MLX-LoRA-Studio

Online DPO

Family: Reinforcement / online · Reference model: yes · Judge: LLM or human · QAT: no

DPO where the chosen and rejected completions are sampled at training time and labelled by a judge — no stale off-policy dataset.

Overview

Online DPO is DPO where the chosen and rejected completions are sampled at training time instead of read from a static dataset. For every prompt the trainer draws two completions, asks a judge (an LLM or a human) which one is better, treats that as the preference pair, and runs the DPO loss on the fly.

The judge can be human (you label pairs interactively), or a Hugging Face model identifier / local path that the runner loads and prompts with a pairwise system prompt.

Intuition

Every step is: prompt → two completions → judge picks a winner → DPO loss.
Because the completions come from the current policy, the data distribution shifts as training progresses, which avoids the “off-policy stale data” failure mode of vanilla DPO.
The judge system prompt is a high-leverage string: it controls the rubric. A vague “which is better?” prompt produces noisy labels; a specific “reward conciseness, factual accuracy, and refusal of unsafe content” prompt is much sharper.
loss_type and delta behave exactly as in DPO.

Objective (math)

For each prompt x, sample two completions (y_1, y_2), judge picks the winner w ∈ {0, 1}. The temperature and judge system prompt together control how informative the labels are; beta and loss_type are identical to DPO.

y_chosen   =  y_w
y_rejected =  y_{1−w}

ℒ  =  DPO loss on ( y_chosen, y_rejected )    — see DPO math

Dataset format

Online loops only need a prompt field at training time. The completions are sampled from the policy itself, and the (chosen, rejected) pair comes from the judge, not from the dataset.

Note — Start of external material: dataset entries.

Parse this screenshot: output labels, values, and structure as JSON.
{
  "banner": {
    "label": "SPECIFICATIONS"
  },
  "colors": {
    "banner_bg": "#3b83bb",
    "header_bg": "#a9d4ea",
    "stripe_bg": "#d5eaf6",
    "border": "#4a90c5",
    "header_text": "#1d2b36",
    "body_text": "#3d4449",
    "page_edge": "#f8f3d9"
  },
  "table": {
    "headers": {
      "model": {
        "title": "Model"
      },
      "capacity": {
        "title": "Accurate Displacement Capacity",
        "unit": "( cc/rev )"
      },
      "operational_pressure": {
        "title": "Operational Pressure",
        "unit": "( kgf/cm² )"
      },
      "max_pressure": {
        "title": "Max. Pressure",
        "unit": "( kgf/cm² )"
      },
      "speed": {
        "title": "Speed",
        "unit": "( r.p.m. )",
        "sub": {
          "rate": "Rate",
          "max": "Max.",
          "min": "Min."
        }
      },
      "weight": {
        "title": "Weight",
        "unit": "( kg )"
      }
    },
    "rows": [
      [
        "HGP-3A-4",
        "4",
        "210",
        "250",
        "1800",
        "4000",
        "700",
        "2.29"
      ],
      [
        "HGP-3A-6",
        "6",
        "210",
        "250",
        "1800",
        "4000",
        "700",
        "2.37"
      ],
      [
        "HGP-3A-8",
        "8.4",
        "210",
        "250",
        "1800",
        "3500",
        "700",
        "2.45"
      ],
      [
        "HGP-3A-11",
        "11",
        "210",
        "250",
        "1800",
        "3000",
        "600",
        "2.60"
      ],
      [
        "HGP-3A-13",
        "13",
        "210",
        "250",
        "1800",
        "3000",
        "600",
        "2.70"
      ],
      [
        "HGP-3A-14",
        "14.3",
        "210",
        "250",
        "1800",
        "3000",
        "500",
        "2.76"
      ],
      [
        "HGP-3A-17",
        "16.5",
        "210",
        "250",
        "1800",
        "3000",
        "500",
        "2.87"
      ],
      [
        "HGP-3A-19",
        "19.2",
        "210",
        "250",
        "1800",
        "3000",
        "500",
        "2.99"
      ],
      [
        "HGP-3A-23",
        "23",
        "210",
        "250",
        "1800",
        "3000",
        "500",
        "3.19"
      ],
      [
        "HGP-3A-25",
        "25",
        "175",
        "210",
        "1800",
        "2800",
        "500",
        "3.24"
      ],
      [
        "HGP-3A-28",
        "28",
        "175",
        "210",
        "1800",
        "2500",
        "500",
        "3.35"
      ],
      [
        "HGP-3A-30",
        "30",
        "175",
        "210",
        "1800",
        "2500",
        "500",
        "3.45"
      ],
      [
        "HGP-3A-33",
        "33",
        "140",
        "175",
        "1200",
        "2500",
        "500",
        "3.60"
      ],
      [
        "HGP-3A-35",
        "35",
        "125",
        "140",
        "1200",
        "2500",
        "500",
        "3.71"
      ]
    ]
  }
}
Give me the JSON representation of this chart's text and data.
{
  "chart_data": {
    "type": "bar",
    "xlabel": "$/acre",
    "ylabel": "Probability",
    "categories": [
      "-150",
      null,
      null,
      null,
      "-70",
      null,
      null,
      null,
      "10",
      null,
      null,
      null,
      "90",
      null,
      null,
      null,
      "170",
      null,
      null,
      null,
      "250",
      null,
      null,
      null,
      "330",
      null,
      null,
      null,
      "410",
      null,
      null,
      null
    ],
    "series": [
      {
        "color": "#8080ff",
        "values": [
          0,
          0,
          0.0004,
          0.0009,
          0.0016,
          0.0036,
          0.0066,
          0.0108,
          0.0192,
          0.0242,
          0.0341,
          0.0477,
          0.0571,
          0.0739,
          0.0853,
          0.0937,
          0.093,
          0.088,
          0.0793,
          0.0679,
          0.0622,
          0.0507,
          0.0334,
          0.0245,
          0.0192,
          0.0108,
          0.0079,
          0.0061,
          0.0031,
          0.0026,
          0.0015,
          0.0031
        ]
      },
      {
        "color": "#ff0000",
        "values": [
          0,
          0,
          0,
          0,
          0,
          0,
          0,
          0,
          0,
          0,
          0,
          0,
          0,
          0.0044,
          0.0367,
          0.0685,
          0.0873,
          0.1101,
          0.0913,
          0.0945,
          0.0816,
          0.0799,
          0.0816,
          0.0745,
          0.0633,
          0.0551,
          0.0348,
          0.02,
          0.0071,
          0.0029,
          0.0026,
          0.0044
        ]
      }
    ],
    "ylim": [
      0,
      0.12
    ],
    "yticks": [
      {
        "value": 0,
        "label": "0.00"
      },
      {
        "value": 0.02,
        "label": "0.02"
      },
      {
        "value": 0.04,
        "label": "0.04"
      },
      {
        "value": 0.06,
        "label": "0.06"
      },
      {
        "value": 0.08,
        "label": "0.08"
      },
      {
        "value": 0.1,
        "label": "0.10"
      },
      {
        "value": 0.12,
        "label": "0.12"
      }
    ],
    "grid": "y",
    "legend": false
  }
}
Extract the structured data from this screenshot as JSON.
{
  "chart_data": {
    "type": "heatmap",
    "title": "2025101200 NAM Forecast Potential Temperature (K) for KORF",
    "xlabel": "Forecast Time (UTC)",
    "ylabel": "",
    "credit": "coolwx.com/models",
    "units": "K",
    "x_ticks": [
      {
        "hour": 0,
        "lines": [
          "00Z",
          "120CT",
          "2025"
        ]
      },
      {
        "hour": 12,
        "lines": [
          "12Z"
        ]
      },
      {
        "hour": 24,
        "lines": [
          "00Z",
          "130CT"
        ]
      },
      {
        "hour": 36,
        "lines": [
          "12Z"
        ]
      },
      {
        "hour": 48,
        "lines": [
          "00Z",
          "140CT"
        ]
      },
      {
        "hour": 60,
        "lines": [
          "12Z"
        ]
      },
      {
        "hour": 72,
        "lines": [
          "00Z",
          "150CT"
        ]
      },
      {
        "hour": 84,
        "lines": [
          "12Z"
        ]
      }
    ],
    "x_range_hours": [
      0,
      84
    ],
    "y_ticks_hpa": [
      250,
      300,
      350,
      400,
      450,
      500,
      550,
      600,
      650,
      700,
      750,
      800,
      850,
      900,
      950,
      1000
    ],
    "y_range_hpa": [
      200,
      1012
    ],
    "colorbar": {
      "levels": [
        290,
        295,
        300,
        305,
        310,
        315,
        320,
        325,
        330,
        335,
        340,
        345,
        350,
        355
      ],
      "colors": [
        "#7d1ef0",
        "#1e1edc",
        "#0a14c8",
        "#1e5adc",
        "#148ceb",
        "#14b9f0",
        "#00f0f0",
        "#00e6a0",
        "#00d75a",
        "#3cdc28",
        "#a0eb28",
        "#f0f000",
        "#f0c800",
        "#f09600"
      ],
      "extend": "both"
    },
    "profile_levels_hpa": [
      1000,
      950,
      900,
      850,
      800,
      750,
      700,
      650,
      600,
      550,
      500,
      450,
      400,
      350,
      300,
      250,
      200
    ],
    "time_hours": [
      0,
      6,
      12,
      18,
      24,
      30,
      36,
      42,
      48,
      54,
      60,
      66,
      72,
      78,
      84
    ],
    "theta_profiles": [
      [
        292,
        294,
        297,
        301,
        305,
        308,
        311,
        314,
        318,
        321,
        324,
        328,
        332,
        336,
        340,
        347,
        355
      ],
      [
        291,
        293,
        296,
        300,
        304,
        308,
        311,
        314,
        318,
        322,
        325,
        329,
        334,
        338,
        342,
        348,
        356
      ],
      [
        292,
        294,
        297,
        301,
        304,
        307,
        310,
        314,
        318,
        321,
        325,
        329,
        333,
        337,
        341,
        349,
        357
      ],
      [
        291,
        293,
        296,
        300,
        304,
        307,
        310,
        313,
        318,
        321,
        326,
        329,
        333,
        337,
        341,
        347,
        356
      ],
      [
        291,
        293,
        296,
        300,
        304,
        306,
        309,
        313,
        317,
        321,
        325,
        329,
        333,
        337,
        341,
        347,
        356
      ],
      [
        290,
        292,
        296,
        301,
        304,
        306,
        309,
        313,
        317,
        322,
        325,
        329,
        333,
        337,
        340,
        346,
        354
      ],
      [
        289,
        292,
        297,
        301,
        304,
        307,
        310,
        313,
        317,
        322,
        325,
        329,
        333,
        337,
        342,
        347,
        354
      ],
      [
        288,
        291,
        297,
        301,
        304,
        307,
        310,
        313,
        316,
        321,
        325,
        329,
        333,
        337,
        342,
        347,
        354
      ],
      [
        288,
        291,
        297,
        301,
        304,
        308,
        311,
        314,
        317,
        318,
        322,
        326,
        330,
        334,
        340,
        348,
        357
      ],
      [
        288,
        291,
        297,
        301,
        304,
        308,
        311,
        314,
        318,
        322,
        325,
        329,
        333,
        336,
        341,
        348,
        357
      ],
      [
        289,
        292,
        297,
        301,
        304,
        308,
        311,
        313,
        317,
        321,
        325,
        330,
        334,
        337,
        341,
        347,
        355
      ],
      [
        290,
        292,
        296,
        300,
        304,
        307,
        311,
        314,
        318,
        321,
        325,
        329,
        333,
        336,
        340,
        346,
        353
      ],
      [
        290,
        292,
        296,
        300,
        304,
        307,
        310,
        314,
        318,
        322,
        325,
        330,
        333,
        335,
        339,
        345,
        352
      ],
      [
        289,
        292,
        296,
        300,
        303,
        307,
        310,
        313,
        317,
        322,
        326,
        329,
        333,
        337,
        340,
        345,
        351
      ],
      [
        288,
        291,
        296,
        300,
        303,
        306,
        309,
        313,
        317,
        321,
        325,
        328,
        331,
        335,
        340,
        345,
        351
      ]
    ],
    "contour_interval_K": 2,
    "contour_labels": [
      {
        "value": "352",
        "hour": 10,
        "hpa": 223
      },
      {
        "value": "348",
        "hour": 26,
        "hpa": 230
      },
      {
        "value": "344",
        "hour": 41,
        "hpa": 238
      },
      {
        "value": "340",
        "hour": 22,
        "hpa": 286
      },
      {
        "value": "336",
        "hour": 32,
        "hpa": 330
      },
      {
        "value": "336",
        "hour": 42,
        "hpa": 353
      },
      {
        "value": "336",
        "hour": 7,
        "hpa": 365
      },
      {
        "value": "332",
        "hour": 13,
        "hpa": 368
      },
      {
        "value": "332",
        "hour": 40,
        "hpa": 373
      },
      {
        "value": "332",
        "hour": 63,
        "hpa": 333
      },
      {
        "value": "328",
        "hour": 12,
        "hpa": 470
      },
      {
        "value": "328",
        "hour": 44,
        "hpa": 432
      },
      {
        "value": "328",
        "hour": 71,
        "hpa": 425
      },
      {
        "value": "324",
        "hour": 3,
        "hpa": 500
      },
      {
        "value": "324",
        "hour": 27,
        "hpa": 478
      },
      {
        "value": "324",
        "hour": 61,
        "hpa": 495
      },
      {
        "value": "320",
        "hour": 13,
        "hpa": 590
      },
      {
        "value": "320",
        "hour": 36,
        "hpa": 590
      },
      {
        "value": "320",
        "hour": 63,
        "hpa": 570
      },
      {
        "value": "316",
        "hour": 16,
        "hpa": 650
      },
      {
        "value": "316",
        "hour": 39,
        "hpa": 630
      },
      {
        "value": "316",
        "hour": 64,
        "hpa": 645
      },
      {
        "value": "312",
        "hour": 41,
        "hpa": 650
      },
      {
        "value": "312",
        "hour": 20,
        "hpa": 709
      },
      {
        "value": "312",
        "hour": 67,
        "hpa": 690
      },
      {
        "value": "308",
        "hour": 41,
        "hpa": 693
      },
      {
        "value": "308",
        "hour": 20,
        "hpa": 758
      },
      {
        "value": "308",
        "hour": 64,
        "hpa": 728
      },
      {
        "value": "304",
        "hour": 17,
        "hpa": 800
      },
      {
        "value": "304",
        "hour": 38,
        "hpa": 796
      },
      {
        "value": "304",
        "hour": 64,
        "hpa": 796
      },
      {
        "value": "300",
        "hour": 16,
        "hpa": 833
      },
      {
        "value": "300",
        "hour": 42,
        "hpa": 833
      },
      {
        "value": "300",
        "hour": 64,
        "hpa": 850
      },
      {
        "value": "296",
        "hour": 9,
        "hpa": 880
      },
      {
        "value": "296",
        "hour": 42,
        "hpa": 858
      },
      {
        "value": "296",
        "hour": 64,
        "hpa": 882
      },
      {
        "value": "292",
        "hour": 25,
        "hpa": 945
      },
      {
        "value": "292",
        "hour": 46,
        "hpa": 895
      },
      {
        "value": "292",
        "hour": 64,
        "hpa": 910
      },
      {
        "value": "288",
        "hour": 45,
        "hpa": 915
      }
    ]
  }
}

The bundled default is mlx-community/Human-Like-DPO for its small size and standard prompt column.

When to use it

When you have a strong LLM judge (or a human in the loop) and a base prompt distribution you can keep sampling from. Online DPO avoids the off-policy gap of static DPO and works well with iterative refinement of the same model.

Online-DPO-specific settings

In addition to the shared SFT substrate:

Setting	Default	What it actually changes
`beta`	`0.1`	DPO temperature.
`dpo_cpo_loss_type`	`sigmoid`	Loss variant. Same four options as DPO.
`delta`	`50.0`	Drift-penalty coefficient for `dpop` loss.
`judge`	`Qwen/Qwen3-0.6B`	HF id / local path of the judge LLM, or the literal string `human`. With `human` the runner pauses and asks you to label each pair.
`judge_system`	`—`	System prompt sent to the LLM judge. Treat this as the rubric — short, specific, concrete.
`max_completion_length`	`512`	Max tokens sampled per completion in the in-loop generation.
`temperature`	`0.8`	Sampling temperature for the policy. Lower ⇒ both completions look more similar ⇒ harder comparisons for the judge.
`reference_model_path`	`—`	Path/HF id of the frozen reference. Empty ⇒ second copy of the base model.

In the app

On the Train tab, Online DPO shows an Online Preference block on top of the shared form:

Completion → max_completion_length; Temp → temperature (sampling temperature for the two policy completions).
Judge picker (segmented LLM / User): LLM → judge (a model id / local path); User → judge = "human" (the runner pauses for you to label each pair).
Judge model field (shown when Judge = LLM).
Judge system prompt → judge_system (shown for the LLM judge — this is the rubric; write it as a concrete, specific criteria list).
Dataset Columns — Prompt (the only column online loops read at training time).

Not exposed in the UI for online modes (they use app defaults; edit via YAML if needed): beta (default 0.1), dpo_cpo_loss_type (default sigmoid), delta (default 50.0), reference_model_path (default empty ⇒ second copy of the base model).

Shared form: Model & Data; Fine-tune (LoRA/DoRA/Full + Quantization); Training Settings; Output. (QAT is not applicable to online loops.)

Tips & gotchas

The judge system prompt is the single highest-leverage string in the whole config. Write it as a concrete rubric with bullet points, not as a vague “which is better?”.
Use temperature ≈ 0.8 and top_p=0.95 for the policy — too low and both completions are identical, too high and the judge labels look random.
If you set judge = "human", the runner will pause and ask you to label every pair; budget your time accordingly (or drop batch_size to 1).

References

Online DPO inherits the DPO objective (Rafailov et al., 2023) applied to on-policy sampled pairs.
Implementation: vendor/mlx-lm-lora/mlx_lm_lora/trainer/online_dpo_trainer.py, judge.py.